My Bucknell education has been both diverse and deep. Having taken classes in Philosophy of Mind, Buddhism, Physics, Engineering, Psychology, Sociology, lots of Management courses, and now more in-depth investment classes, I think I can claim a pretty “liberal arts” education. While I’ve learned a lot from these courses and have enjoyed taking them, I believe the most useful courses I’ve taken (to my academic development) were in High School. Taking AP physics, AP chemistry and Calculus was useful for getting into college, and understanding the world, but they were far less impactful than my “civilizations” courses, taken 9th through 11th grade.
At the beginning of high school, freshmen take “Ancient Civ” – a two-credit course with a three-credit course-load. Taking the place of traditional “english” and “history” classes, Key School’s “civilizations” program explores a period or region’s literature, history/culture and philosophies through the use of both primary and secondary sources. With a large emphasis on class-discussions (about the readings) and open-ended papers, the class has a “300-level” collegiate feel, starting in the 9th grade. In addition to the usual Projects, Readings and Papers, Ancient Civ has a number of tests. After Ancient Civ, however, these are no more exams (in the civilization program). Only class discussions, hefty projects and papers on topics ranging from the “sublime,” to how morality changed in the 20th century, to “chaos and order” in medieval Europe. In 9th grade, you begin with Ancient Civ, covering from Mesopotamia to Greece to Rome. In 10th, your education of Western Civilization continues with “European Civ” covering from the fall of the Roman Empire to current day events and the structure of the EU. Finally, in 11th grade you study “American Civilizations” complete with DBQs (Document Based Questions, to prep for the AP) in addition to the “normal” civ. papers that always seemed to start with “To what extent…”

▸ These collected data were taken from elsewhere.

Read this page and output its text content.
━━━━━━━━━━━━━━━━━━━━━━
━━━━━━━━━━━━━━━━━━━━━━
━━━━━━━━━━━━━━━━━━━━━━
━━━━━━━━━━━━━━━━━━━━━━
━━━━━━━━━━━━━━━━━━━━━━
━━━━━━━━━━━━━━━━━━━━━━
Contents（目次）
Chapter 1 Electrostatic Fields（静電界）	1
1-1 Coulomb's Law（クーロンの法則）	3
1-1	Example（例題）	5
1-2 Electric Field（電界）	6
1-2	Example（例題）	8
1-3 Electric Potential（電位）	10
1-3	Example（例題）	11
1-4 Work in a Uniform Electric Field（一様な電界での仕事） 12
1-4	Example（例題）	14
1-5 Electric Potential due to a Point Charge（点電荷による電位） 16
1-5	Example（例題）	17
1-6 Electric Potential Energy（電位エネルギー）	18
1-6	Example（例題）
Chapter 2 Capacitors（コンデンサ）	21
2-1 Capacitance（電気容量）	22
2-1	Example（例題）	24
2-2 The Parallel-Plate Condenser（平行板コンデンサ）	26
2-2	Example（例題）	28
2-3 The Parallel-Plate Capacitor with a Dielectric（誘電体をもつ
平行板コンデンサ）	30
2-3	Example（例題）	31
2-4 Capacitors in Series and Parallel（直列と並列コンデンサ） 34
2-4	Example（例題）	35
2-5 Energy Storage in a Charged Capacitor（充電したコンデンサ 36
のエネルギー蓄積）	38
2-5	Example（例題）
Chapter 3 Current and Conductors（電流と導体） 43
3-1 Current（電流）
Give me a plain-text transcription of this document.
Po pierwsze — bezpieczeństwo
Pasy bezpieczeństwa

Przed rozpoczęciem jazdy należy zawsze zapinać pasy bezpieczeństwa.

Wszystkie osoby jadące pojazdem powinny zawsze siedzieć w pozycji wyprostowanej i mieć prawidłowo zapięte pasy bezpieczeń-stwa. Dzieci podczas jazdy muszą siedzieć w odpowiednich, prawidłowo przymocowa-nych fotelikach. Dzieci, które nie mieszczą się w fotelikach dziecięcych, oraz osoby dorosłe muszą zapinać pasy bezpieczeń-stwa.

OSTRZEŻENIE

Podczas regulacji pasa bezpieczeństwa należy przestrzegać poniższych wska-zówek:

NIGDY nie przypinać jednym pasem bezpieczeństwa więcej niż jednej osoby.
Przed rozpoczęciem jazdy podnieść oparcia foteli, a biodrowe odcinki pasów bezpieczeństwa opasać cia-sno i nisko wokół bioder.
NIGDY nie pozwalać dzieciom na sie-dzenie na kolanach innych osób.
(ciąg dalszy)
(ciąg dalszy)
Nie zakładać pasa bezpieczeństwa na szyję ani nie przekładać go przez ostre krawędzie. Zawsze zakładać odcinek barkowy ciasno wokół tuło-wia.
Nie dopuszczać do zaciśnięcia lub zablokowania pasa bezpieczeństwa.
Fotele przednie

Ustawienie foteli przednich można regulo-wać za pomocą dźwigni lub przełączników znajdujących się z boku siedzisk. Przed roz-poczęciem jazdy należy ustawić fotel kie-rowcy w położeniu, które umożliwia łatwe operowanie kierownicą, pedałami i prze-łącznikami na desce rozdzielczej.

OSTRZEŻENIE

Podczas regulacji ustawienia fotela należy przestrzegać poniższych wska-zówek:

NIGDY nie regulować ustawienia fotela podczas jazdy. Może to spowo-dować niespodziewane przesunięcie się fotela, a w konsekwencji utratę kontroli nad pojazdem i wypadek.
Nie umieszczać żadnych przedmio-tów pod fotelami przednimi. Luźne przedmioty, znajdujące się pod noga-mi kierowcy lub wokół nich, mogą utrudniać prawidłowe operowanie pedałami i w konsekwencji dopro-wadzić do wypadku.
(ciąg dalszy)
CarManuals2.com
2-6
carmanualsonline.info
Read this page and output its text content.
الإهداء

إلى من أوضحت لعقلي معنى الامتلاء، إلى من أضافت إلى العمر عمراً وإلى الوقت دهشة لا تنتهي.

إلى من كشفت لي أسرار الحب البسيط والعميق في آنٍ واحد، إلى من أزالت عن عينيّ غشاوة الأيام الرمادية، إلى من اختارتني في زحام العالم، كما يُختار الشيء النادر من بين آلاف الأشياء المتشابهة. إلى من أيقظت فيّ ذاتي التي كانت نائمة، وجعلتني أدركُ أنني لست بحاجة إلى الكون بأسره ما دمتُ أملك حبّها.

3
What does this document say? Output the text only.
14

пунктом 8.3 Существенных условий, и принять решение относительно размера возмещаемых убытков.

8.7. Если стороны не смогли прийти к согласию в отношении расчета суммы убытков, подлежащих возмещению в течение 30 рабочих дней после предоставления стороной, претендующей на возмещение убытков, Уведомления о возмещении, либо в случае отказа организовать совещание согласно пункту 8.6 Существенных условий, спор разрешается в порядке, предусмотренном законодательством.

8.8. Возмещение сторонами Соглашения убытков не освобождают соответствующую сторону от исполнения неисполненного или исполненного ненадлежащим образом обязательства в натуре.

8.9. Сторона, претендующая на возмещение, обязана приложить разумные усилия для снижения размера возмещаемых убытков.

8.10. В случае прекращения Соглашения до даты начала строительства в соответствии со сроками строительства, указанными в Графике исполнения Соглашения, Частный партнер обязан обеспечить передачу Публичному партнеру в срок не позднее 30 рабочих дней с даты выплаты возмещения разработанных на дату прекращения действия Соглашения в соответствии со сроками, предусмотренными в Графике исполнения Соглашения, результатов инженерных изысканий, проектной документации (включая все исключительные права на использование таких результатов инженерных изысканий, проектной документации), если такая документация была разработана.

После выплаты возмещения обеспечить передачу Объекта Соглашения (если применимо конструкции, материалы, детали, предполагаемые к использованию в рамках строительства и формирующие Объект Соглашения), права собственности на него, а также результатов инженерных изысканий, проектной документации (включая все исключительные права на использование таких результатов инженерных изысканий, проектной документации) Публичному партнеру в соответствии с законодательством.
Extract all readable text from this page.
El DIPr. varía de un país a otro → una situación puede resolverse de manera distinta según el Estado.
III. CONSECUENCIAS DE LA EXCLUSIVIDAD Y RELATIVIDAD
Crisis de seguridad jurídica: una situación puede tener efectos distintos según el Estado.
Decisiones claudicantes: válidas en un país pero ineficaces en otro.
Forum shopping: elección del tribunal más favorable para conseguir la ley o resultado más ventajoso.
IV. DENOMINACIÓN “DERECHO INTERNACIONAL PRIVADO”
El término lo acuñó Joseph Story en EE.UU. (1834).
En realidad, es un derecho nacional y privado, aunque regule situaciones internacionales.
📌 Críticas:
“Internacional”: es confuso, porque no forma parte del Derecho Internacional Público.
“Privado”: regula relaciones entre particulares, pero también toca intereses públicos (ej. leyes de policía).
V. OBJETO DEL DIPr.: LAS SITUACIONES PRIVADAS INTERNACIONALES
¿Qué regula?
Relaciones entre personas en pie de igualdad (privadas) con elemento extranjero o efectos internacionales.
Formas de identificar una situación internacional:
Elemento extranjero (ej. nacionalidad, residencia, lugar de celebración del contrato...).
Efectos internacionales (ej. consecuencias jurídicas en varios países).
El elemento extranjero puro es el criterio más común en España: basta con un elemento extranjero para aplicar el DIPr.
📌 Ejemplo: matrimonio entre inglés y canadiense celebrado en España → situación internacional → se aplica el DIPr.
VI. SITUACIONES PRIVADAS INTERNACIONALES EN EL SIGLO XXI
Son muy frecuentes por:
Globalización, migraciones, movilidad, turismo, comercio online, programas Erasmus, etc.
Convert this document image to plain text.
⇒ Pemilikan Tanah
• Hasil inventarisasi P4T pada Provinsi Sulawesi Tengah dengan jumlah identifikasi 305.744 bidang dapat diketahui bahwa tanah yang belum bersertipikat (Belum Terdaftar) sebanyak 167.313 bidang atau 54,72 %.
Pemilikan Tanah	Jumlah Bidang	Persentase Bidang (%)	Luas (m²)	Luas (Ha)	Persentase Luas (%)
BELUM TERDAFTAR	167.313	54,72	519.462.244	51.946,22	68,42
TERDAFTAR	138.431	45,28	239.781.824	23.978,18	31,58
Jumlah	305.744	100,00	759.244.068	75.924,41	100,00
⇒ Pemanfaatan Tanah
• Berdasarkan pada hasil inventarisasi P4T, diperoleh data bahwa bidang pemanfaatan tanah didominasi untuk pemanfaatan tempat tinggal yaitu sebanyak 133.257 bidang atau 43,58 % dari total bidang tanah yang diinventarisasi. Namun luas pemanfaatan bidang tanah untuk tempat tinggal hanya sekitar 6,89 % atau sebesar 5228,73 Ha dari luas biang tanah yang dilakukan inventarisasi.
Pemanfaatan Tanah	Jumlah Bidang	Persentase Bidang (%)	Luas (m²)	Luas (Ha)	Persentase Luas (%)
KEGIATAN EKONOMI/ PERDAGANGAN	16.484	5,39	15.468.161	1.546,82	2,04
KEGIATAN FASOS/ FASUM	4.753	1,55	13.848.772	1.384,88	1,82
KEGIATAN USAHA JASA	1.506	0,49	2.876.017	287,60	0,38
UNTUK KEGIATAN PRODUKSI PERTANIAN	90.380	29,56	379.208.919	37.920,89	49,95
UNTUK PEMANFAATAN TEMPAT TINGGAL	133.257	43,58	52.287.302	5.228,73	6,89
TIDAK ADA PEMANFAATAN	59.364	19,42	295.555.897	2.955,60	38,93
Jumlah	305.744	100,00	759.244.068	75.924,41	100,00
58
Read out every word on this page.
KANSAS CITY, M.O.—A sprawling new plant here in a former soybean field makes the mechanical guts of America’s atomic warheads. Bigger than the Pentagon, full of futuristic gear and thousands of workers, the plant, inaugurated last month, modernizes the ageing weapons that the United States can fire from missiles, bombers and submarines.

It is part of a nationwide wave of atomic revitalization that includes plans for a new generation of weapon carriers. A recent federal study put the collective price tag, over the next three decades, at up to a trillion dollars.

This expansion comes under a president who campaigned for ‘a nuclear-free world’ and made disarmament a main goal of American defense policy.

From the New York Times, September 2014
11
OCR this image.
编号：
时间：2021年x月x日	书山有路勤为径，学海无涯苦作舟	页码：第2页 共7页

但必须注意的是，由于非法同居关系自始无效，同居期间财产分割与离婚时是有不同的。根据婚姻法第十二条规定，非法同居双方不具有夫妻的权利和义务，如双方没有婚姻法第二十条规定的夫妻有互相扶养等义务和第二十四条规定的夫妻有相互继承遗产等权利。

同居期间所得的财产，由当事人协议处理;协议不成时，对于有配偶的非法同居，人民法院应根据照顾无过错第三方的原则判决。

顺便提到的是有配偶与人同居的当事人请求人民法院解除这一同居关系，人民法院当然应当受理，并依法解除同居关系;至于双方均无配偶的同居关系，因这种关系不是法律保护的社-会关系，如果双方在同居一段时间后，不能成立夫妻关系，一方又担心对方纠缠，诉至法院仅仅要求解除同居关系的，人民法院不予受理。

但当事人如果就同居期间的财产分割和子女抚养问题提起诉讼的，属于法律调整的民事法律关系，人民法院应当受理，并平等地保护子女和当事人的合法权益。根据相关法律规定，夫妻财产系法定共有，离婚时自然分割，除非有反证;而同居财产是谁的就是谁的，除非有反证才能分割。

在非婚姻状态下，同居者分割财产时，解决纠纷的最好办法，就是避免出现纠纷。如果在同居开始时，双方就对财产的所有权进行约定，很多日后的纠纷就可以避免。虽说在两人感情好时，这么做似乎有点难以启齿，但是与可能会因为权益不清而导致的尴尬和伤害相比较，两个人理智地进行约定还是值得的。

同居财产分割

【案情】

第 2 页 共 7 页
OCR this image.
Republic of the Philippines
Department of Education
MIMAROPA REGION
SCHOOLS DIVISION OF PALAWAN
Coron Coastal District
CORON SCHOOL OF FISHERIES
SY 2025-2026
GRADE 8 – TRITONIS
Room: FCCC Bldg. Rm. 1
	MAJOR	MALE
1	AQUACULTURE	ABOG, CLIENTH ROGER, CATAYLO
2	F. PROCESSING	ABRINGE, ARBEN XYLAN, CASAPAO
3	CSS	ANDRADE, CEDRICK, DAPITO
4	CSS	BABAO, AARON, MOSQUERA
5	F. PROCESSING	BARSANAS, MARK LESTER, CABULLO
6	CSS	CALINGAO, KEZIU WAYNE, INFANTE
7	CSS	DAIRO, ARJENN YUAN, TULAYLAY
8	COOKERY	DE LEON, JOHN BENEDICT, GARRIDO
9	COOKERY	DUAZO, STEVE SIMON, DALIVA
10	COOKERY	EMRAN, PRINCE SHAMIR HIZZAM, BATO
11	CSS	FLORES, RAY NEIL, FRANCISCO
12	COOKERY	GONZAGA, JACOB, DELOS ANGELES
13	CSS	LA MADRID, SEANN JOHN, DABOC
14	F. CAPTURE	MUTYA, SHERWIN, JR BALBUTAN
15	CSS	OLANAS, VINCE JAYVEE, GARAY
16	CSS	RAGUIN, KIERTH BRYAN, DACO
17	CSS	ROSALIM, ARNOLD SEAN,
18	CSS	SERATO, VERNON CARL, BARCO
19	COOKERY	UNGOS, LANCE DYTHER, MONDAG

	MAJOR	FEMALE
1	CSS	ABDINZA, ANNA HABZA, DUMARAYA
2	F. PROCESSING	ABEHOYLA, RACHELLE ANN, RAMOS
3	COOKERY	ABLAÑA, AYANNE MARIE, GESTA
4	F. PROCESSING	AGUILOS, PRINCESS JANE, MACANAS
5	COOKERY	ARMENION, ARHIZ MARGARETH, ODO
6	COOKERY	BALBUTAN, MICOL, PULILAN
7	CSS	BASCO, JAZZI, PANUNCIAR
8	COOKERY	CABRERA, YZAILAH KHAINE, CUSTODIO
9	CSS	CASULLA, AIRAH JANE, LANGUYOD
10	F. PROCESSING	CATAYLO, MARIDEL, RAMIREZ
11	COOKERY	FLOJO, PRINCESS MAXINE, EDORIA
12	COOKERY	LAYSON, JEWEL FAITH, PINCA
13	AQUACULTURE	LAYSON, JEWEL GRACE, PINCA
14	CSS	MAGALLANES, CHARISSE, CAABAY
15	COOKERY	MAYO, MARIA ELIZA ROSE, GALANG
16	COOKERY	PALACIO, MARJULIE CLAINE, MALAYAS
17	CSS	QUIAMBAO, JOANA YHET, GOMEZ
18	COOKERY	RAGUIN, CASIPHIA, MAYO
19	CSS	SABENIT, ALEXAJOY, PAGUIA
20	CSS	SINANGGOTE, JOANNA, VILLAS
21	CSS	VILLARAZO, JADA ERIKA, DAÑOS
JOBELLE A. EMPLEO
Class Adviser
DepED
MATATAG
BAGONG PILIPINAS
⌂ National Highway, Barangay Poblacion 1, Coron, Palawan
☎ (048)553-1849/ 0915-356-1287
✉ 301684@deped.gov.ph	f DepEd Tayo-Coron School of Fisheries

The three teachers (yes, three teachers for a double-credit/two-block class, each bringing a unique focus) worked to present various aspects of the civilization being studies while pushing us, as students, to find our own common ground between the often purposefully opposing views presented by the different teachers. On that note, I must say, I find it interesting to call them “teachers” as for the most part they all had PhDs and had taught at Universities before (and one of them is again “professoring” at a college). That being said, I am truly grateful for the experience I had taking Key School’s civilizations program and can’t even begin to describe the influence it had on my writing.
Looking back, college writing has been far more simple.